Das mag den Konsumenten und auch den Vertrieb freuen, doch wirft es schon ein paar Fragen auf.

Ist unsere Gesellschaft in Zeiten des Folterhorrors a la Hostel und Saw mittlerweile so abgestumpft, dass uns gehäutete, in Bäumen hängende Leichnahme nicht mehr schocken? Oder die "beliebten" Reparaturszenen von Auge und Arm aus Terminator uns nicht mal mehr gähnen lassen? Von dem beachtlichen Bodycount in der Disco und der Polizeistation abgesehen?

Generell finde ich, dass der Gewaltanspruch an das Publikum in den letzten Jahren doch stark angewachsen ist, doch wie ist diese Tendenz zu beurteilen?

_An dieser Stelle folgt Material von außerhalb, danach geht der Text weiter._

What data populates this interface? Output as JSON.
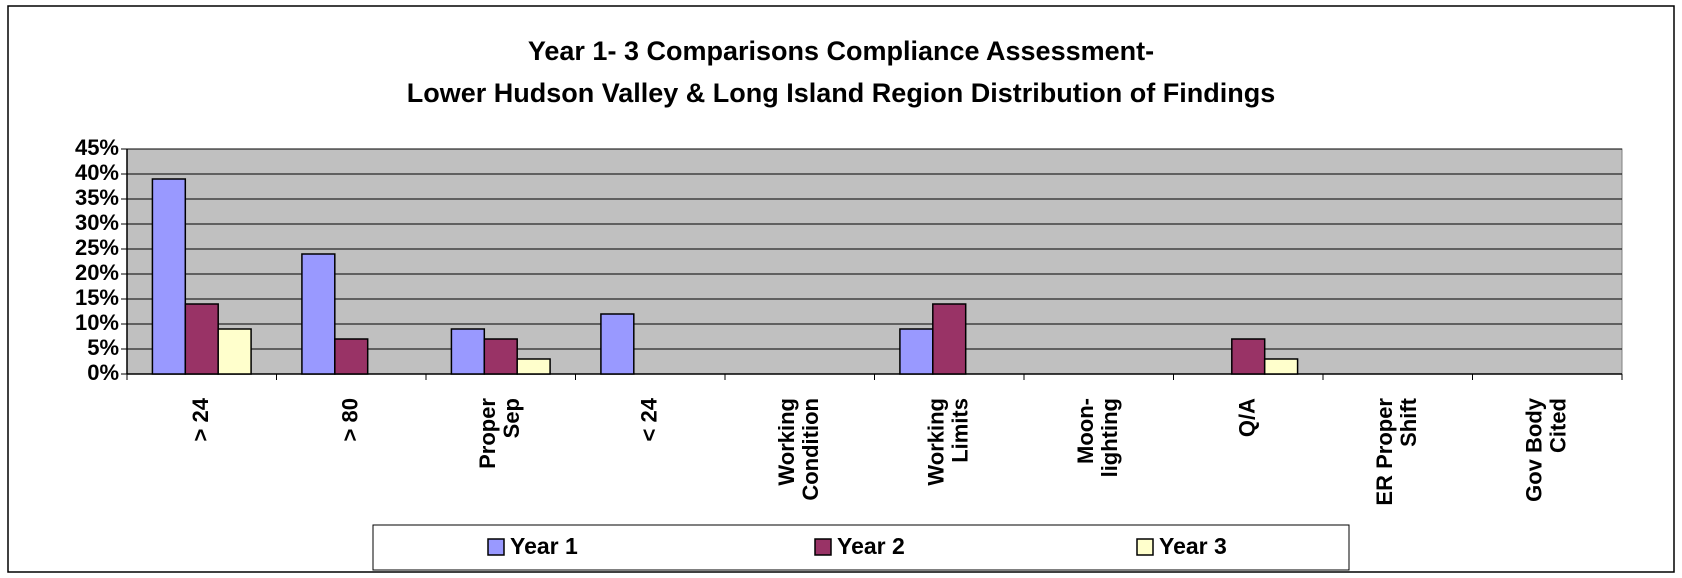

Als Folge dessen könnten Filme mit doch stark blutigem Inhalt bald im frühen Abendprogramm laufen, wo sie meiner Meinung nach nicht hingehören, auch wenn die privaten und öffentlichen Sendern dort doch meist Ihrer Pflicht zur Zensur (zum Leidtragen des Konsumenten und Wohle der Kinder) nachkommen!

Ich finde es generell gut "alte Schinken" mit der sich wandelnden Ansicht zum Thema "Gore" neu zu beurteilen - man entwickelt sich ja weiter - doch möchte ich dann manchmal nicht absehen, wo es endet, wenn diese Streifen vom Index auf eine FSK 16 eingestuft werden!

Es war und ist schließlich auch Privileg des DVD / Blu-Ray Besitzers indexierte Streifen im Regal uncut stehen zu haben!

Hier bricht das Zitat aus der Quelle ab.